Jeffrey Krischer, PhD
Early findings from the Environmental Determinants of Diabetes in the Young (TEDDY) study, the largest and most comprehensive study of events leading up to diabetes in children, have already changed our understanding of type 1 diabetes in youth. The next analysis of genetic and environmental factors affecting the etiology and pathogenesis of type 1 diabetes will likely shift clinical paradigms once again.
“We are just beginning to evaluate a wide range of potential environmental and genetic factors in autoimmunity leading to type 1 diabetes,” said Jeffrey Krischer, PhD, a TEDDY study coordinator and Professor of Pediatrics and Internal Medicine at the University of South Florida’s College of Medicine. “We will present new findings in Orlando that will change the conversation about type 1 diabetes in youth.”

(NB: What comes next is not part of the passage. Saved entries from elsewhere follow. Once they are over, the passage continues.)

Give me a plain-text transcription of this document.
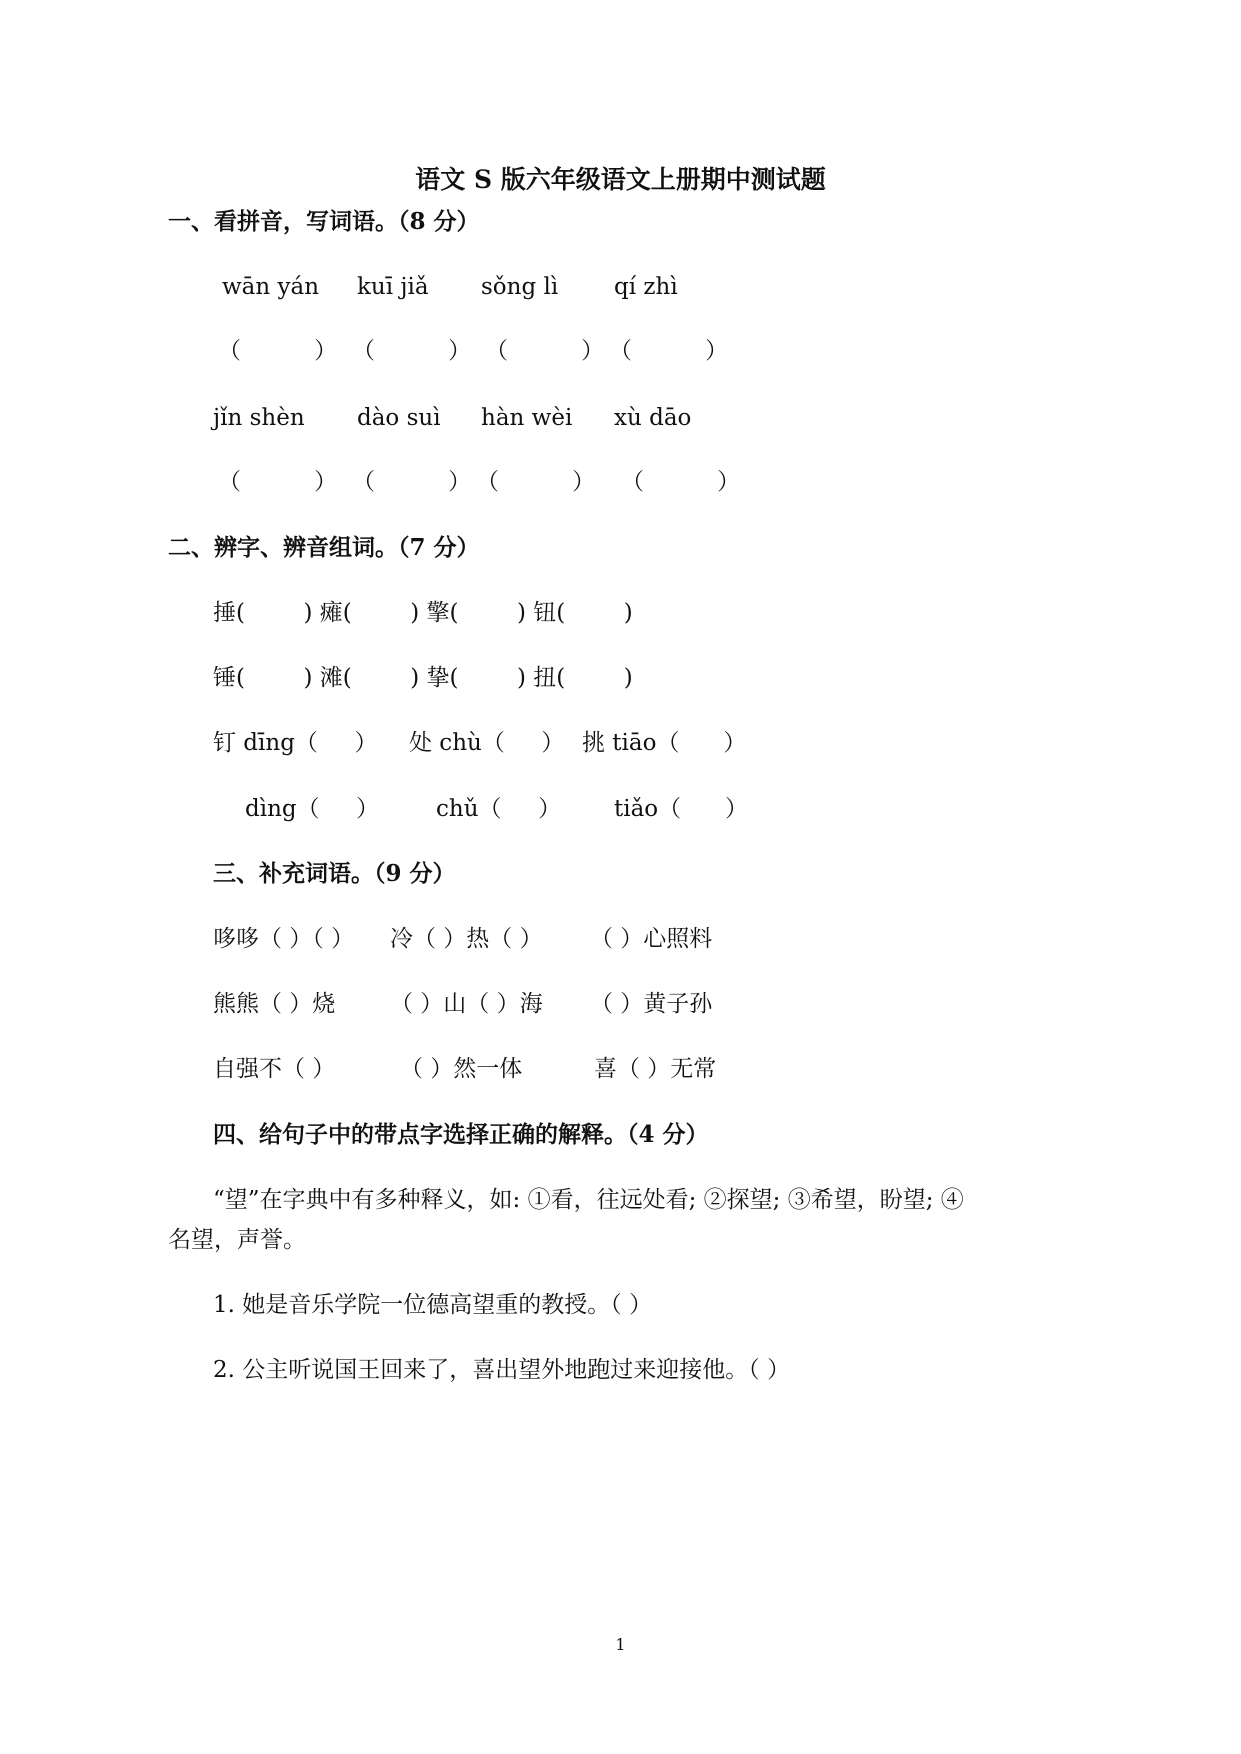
语文 S 版六年级语文上册期中测试题
一、看拼音，写词语。（8 分）
wān yán kuī jiǎ sǒng lì qí zhì
（          ） （          ） （          ） （          ）
jǐn shèn dào suì hàn wèi xù dāo
（          ） （          ） （          ） （          ）
二、辨字、辨音组词。（7 分）
捶(        ) 瘫(        ) 擎(        ) 钮(        )
锤(        ) 滩(        ) 挚(        ) 扭(        )
钉 dīng（     ） 处 chù（     ） 挑 tiāo（      ）
dìng（     ） chǔ（     ） tiǎo（      ）
三、补充词语。（9 分）
哆哆（ ）（ ） 冷（ ）热（ ） （ ）心照料
熊熊（ ）烧 （ ）山（ ）海 （ ）黄子孙
自强不（ ）	（ ）然一体	喜（ ）无常
四、给句子中的带点字选择正确的解释。（4 分）
“望”在字典中有多种释义，如: ①看，往远处看; ②探望; ③希望，盼望; ④
名望，声誉。
1. 她是音乐学院一位德高望重的教授。（ ）
2. 公主听说国王回来了，喜出望外地跑过来迎接他。（ ）
1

Dr. Krischer will be the first presenter at a Scientific Sessions symposium on Saturday, June 23, titled Lessons Learned from the Environmental Determinants of Diabetes in the Young (TEDDY) Study—Insights into Early Autoimmune Type 1 Diabetes. The session is supported by a grant from the Leona M. and Harry B. Helmsley Charitable Trust.
TEDDY is following 8,676 children in four countries from birth to 15 years of age who are at elevated risk for type 1 diabetes. The current median age of the study population is nine years and data collection is ongoing.

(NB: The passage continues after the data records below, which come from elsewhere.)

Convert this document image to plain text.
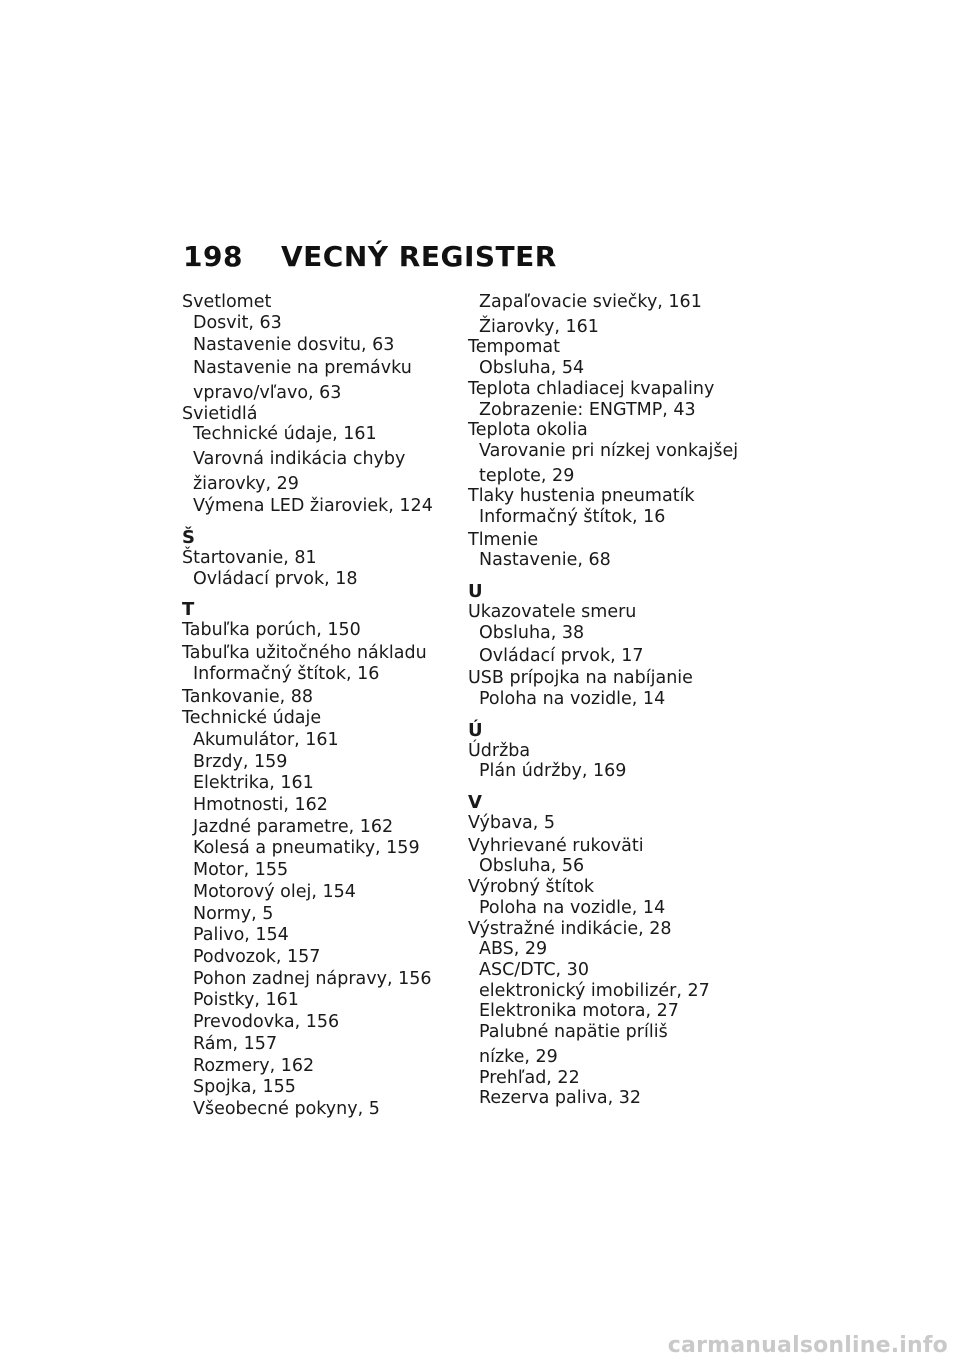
198	VECNÝ REGISTER
Svetlomet
Dosvit, 63
Nastavenie dosvitu, 63
Nastavenie na premávku
vpravo/vľavo, 63
Svietidlá
Technické údaje, 161
Varovná indikácia chyby
žiarovky, 29
Výmena LED žiaroviek, 124
Š
Štartovanie, 81
Ovládací prvok, 18
T
Tabuľka porúch, 150
Tabuľka užitočného nákladu
Informačný štítok, 16
Tankovanie, 88
Technické údaje
Akumulátor, 161
Brzdy, 159
Elektrika, 161
Hmotnosti, 162
Jazdné parametre, 162
Kolesá a pneumatiky, 159
Motor, 155
Motorový olej, 154
Normy, 5
Palivo, 154
Podvozok, 157
Pohon zadnej nápravy, 156
Poistky, 161
Prevodovka, 156
Rám, 157
Rozmery, 162
Spojka, 155
Všeobecné pokyny, 5
Zapaľovacie sviečky, 161
Žiarovky, 161
Tempomat
Obsluha, 54
Teplota chladiacej kvapaliny
Zobrazenie: ENGTMP, 43
Teplota okolia
Varovanie pri nízkej vonkajšej
teplote, 29
Tlaky hustenia pneumatík
Informačný štítok, 16
Tlmenie
Nastavenie, 68
U
Ukazovatele smeru
Obsluha, 38
Ovládací prvok, 17
USB prípojka na nabíjanie
Poloha na vozidle, 14
Ú
Údržba
Plán údržby, 169
V
Výbava, 5
Vyhrievané rukoväti
Obsluha, 56
Výrobný štítok
Poloha na vozidle, 14
Výstražné indikácie, 28
ABS, 29
ASC/DTC, 30
elektronický imobilizér, 27
Elektronika motora, 27
Palubné napätie príliš
nízke, 29
Prehľad, 22
Rezerva paliva, 32
carmanualsonline.info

The study’s goal is to evaluate the contributions of genetics, environment, and gene-environment interactions on the development of the first disease markers through the progression to clinical diagnosis of type 1 diabetes.

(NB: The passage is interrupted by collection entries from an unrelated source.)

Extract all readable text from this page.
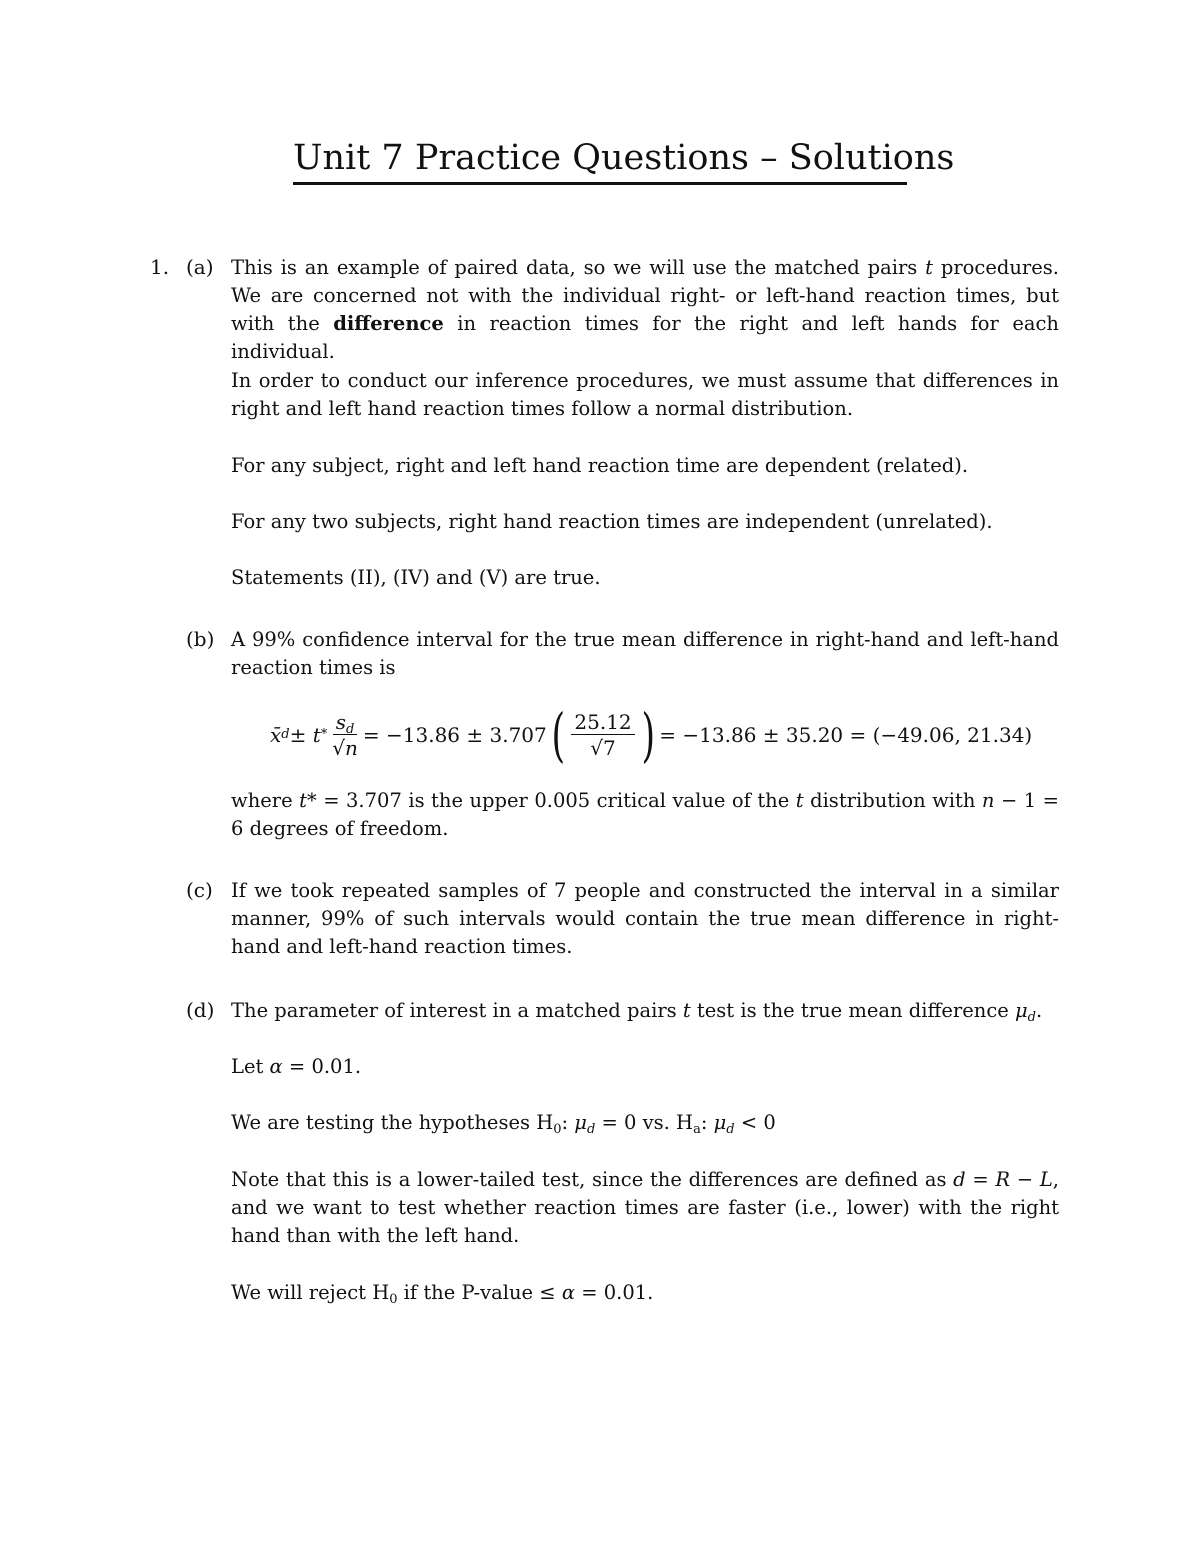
Unit 7 Practice Questions – Solutions
1. (a) This is an example of paired data, so we will use the matched pairs t procedures. We are concerned not with the individual right- or left-hand reaction times, but with the difference in reaction times for the right and left hands for each individual.
In order to conduct our inference procedures, we must assume that differences in right and left hand reaction times follow a normal distribution.
For any subject, right and left hand reaction time are dependent (related).
For any two subjects, right hand reaction times are independent (unrelated).
Statements (II), (IV) and (V) are true.
(b) A 99% confidence interval for the true mean difference in right-hand and left-hand reaction times is
x̄ $d \pm t * \frac{s_d}{√n} = -13.86 \pm 3.707$ ( $\frac{25.12}{√7}$ ) = −13.86 ± 35.20 = (−49.06, 21.34)
where t* = 3.707 is the upper 0.005 critical value of the t distribution with n − 1 = 6 degrees of freedom.
(c) If we took repeated samples of 7 people and constructed the interval in a similar manner, 99% of such intervals would contain the true mean difference in right-hand and left-hand reaction times.
(d) The parameter of interest in a matched pairs t test is the true mean difference $\mu_d$.
Let α = 0.01.
We are testing the hypotheses $H_0$: $\mu_d = 0$ vs. $H_a$: $\mu_d < 0$
Note that this is a lower-tailed test, since the differences are defined as d = R − L, and we want to test whether reaction times are faster (i.e., lower) with the right hand than with the left hand.
We will reject $H_0$ if the P-value ≤ α = 0.01.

The study is amassing a vast collection of data and biosamples to track and assess changes in the microbiome, proteome, diet, toxicants, and infectious agents that could be related to autoimmunity against beta cells and type 1 diabetes, Dr. Krischer explained.
Biosamples are used to trace the appearance and impact of bacterial and viral infections, as well as the immune system response to these exposures. Potential toxicants of interest include trace elements and heavy metals.
Study participants are providing DNA samples along with regular serum, plasma, urine, stool, and cortisol samples during the first 15 years of life. Samples are analyzed using whole genome sequencing, whole exome genotyping, single nucleotide polymorphisms, RNA sequencing, RNA microarrays, and other technologies as they develop and mature.
“We designed TEDDY with the best available knowledge and technology of the time, but we didn’t commit to any specific technology until we had samples in hand and were ready to test,” Dr. Krischer said. “We are collecting samples over the years and deciding later when the most appropriate time for testing might be. We are constantly evaluating technologies and whether they are ready for our kinds of analysis.”
The decision to take advantage of technology and knowledge advances gives researchers considerable flexibility, Dr. Krischer said. Teams looking into genetics, immune markers, infectious diseases, clinical factors, and other areas are able to use the latest study techniques and take advantage of falling prices and increasing sophistication in sequencing technologies.
“We are just now doing whole genome sequencing,” Dr. Krischer said. “Now that we are nine years into the study, the cost has come down incredibly, which finally makes it financially feasible to sequence whole genomes on selected cases and their controls.”
The study population comes from three U.S. clinical centers in Seattle, Denver, and a combined group from the Augusta-Atlanta areas in Georgia and Gainesville, Florida, plus centers in Sweden, Finland, and Germany. All sites have contributed to the enrollment of the study population, which includes first-degree relatives of family members diagnosed with type 1 diabetes and high-risk individuals from the general population.
“We have already shown that that type 1 diabetes, at least in small children, is composed of at least two endotypes—two separate disease processes with distinct risk factors,” Dr. Krischer said. “We are now talking about type 1 diabetes as being a heterogeneous collection of diseases, not a single disease, and have the data to support this concept. We are investigating different etiological factors related to pathogenesis and also how autoimmunity progresses to diabetes. This is brand new information and vitally important for everyone who is dealing with children who show signs of autoimmunity and the initiation of processes leading to clinical diabetes.”